How devices can balance the grid themselves

Background

In 2017 when we started to develop the Electric Vehicle charger that was solely using IOTA as a payment solution and communication solution, and in beginning 2018 when we created the world’s first IOTA Smart Charging station we already had in mind that this charger was only one part of the vision we had in mind.

A charge station is the first device in our grid that consumes a lot of energy, is connected, and is probably used on a massive scale in the future. For the last decade we tried to use less energy in our homes, but we have to admit that we’ve be using more and more electric energy. Heat pumps, electric cars and other electricity powered devices will only add more to that.

This means that we’ll start using the grid more, and probably reach the limits of our grids. Back in the days when the cables were put in the ground, we weren’t thinking about heat pumps, electric cars and other high power devices that we are going to use today. The challenge is not that we can’t deliver the energy required, but the challenge is that we use that energy all at the same time of the day; usually in the morning around 8 and in the evening around 7. Our grid is not capable of handling that peak demand, and it’s pretty useless to invest lots of money to deal with the peak for let’s say 30 to 60 minutes a day, while we have the technology to spread the energy usage over time.
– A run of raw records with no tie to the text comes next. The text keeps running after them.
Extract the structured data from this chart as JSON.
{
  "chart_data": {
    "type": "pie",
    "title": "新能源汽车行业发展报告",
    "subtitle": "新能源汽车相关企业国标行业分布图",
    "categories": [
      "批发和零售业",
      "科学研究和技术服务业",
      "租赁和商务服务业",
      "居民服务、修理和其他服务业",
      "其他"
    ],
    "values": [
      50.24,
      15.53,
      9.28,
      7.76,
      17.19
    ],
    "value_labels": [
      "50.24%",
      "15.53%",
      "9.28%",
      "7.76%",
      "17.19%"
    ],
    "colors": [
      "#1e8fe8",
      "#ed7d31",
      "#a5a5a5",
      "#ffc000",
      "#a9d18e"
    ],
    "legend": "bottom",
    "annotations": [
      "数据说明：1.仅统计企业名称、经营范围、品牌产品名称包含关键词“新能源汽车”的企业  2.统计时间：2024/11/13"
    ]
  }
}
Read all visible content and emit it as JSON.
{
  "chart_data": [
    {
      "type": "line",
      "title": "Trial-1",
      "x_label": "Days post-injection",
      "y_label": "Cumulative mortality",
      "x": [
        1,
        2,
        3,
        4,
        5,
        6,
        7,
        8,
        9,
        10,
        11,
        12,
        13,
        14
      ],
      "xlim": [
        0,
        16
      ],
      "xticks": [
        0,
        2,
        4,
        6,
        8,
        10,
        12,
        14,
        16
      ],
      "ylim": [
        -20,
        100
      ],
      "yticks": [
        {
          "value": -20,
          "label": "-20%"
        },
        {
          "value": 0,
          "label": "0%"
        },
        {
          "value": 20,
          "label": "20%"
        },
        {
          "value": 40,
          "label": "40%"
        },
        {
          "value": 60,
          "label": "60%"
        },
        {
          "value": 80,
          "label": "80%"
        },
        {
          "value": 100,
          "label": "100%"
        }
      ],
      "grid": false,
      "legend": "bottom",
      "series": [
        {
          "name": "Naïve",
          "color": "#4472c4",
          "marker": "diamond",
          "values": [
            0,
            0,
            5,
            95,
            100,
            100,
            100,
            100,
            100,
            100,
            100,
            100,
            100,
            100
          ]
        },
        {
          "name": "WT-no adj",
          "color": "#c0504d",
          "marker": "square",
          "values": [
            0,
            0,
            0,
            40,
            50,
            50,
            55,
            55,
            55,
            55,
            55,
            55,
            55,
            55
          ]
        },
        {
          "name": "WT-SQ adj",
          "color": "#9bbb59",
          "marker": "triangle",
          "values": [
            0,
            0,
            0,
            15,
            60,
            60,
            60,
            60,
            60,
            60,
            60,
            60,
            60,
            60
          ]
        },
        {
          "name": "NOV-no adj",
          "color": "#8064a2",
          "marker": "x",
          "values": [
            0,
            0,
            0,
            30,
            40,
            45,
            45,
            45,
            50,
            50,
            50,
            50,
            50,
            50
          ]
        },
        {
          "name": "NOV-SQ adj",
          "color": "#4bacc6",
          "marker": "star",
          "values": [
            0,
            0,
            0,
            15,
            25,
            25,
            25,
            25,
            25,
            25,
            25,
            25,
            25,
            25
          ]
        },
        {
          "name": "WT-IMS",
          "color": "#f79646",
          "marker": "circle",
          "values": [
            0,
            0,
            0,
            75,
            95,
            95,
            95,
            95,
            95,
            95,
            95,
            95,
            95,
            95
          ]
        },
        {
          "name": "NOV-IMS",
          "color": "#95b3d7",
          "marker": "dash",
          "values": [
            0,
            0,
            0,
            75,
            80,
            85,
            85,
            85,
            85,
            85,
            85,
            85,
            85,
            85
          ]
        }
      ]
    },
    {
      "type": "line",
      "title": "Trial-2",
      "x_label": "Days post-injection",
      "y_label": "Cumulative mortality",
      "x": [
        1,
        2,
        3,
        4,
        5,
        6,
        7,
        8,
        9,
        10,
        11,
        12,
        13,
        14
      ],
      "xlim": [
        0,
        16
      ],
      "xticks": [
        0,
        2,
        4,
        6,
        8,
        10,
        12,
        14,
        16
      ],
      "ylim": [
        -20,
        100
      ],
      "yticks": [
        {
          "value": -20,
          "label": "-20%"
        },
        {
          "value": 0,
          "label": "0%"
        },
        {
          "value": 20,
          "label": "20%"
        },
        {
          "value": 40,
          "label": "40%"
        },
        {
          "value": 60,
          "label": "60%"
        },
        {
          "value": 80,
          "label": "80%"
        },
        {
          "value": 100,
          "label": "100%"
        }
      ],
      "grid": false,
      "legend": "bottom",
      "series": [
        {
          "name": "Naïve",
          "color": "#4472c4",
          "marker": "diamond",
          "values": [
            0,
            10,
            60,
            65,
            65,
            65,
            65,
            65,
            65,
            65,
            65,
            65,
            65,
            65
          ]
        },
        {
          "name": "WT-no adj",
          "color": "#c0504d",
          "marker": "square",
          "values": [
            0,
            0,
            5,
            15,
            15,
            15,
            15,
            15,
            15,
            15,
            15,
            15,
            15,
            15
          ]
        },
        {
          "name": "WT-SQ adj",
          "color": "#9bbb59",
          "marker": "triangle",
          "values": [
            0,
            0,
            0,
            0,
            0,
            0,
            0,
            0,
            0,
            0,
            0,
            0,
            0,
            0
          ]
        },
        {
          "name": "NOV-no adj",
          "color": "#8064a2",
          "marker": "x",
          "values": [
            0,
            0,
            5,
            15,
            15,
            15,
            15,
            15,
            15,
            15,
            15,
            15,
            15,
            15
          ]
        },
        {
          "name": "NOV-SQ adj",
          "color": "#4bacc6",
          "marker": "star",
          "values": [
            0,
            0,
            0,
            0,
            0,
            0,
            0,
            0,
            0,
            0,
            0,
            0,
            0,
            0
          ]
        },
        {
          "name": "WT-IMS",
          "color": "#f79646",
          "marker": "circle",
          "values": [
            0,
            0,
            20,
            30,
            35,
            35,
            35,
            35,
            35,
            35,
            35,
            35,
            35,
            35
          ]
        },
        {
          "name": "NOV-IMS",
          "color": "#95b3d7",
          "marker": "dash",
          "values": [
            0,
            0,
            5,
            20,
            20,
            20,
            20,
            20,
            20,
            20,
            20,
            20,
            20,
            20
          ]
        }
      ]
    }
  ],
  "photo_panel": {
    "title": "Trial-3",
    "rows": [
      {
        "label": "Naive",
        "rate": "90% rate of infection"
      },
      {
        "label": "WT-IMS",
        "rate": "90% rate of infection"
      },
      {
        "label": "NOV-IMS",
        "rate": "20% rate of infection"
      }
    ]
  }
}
We built a demonstrator to show a solution where devices adjust their power usage based on messages from a transformer.

Technicals

Read our blogpost to find out how it works and why we chose to do stuff a certain way. Below you will find the steps to run the code!

Raspberry Pi

Run the install_deps_pi.sh script to install all dependencies. After that, copy the contents of the src-trafo or src-cp to the ~/electron folder on the Raspberry Pi.

Make sure to create a config file based on our template!

Backend

Copy the src-api folder to a vps and run npm install to install all dependencies. Then simply run node server.js to get started!